Isn’t it awful when you see a slow-moving trainwreck unfolding before your very eyes?
Like two trains on a collision course, the speed may not be too great but the inevitability and magnitude of the crash can’t be doubted.
If only this could have been predicted or avoided somehow…
I don’t know, maybe with central banks following rules-based interest rates such as the “Taylor rule” (???) instead of breeding an environment the past 10 years of low interest rate loans to anyone with a business plan and a pulse?
Could that have helped?
Interesting times lie ahead, for sure.
Oof. Ouch. Owie. This is bad.
“Those who do not learn from history are doomed to repeat it”
The last 10 years of a roaring economy were pretty sweet weren’t they? Welp, fun’s over.
Japan’s asset bubble pop in 1989/90 showed us even a strong economy can be subject to mismanagement. In their (and now our) case, this takes the form perpetually of low interest rates and too easy loans in a roaring economy.
These low rates leave a mess in the making for when a recession actually *does* hit and rates can’t be lowered any further.

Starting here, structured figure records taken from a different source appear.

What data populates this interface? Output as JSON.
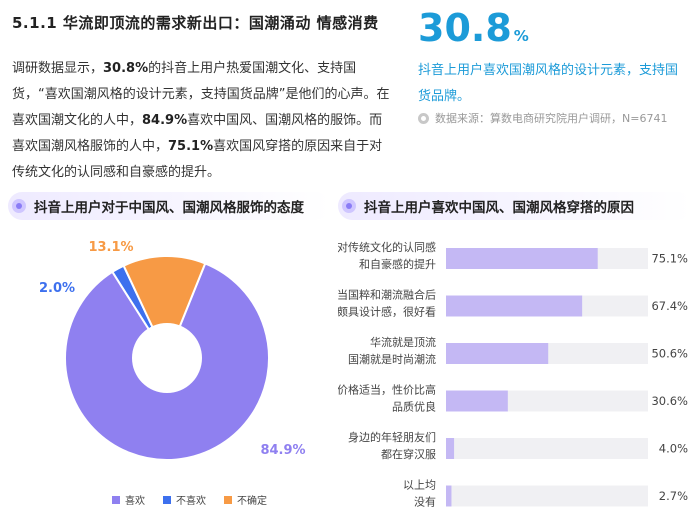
{
  "header": {
    "section_title": "5.1.1 华流即顶流的需求新出口：国潮涌动 情感消费"
  },
  "intro": {
    "part1": "调研数据显示，",
    "b1": "30.8%",
    "part2": "的抖音上用户热爱国潮文化、支持国货，“喜欢国潮风格的设计元素，支持国货品牌”是他们的心声。在喜欢国潮文化的人中，",
    "b2": "84.9%",
    "part3": "喜欢中国风、国潮风格的服饰。而喜欢国潮风格服饰的人中，",
    "b3": "75.1%",
    "part4": "喜欢国风穿搭的原因来自于对传统文化的认同感和自豪感的提升。"
  },
  "stat": {
    "value": "30.8",
    "unit": "%",
    "description": "抖音上用户喜欢国潮风格的设计元素，支持国货品牌。",
    "source": "数据来源：算数电商研究院用户调研，N=6741",
    "color": "#1c9bd8"
  },
  "panels": {
    "left_title": "抖音上用户对于中国风、国潮风格服饰的态度",
    "right_title": "抖音上用户喜欢中国风、国潮风格穿搭的原因"
  },
  "chart_data": [
    {
      "type": "pie",
      "donut": true,
      "slices": [
        {
          "label": "喜欢",
          "value": 84.9,
          "value_label": "84.9%",
          "color": "#8f80f0"
        },
        {
          "label": "不喜欢",
          "value": 2.0,
          "value_label": "2.0%",
          "color": "#3d70ee"
        },
        {
          "label": "不确定",
          "value": 13.1,
          "value_label": "13.1%",
          "color": "#f79a45"
        }
      ],
      "legend_position": "bottom"
    },
    {
      "type": "bar",
      "orientation": "horizontal",
      "categories": [
        [
          "对传统文化的认同感",
          "和自豪感的提升"
        ],
        [
          "当国粹和潮流融合后",
          "颇具设计感，很好看"
        ],
        [
          "华流就是顶流",
          "国潮就是时尚潮流"
        ],
        [
          "价格适当，性价比高",
          "品质优良"
        ],
        [
          "身边的年轻朋友们",
          "都在穿汉服"
        ],
        [
          "以上均",
          "没有"
        ]
      ],
      "values": [
        75.1,
        67.4,
        50.6,
        30.6,
        4.0,
        2.7
      ],
      "value_labels": [
        "75.1%",
        "67.4%",
        "50.6%",
        "30.6%",
        "4.0%",
        "2.7%"
      ],
      "xlim": [
        0,
        100
      ],
      "bar_color": "#c4b8f4",
      "track_color": "#f0f0f3"
    }
  ]
}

I’m not a smart man, but I would wager that “helicopter drops” and other forms of fiscal stimulus (at this point likely to be based on QE) will be only meekly effectual at best.
This is not a demand crisis a la 08, so throwing money at the issue won’t work the way it did back then. Be smart. Look at the problem from all sides. What we’re encountering is a public health, labor, and supply problem. Throw money at that instead.
Ineffectual and poorly though out stimulus could serve only serve to weaken the dollar.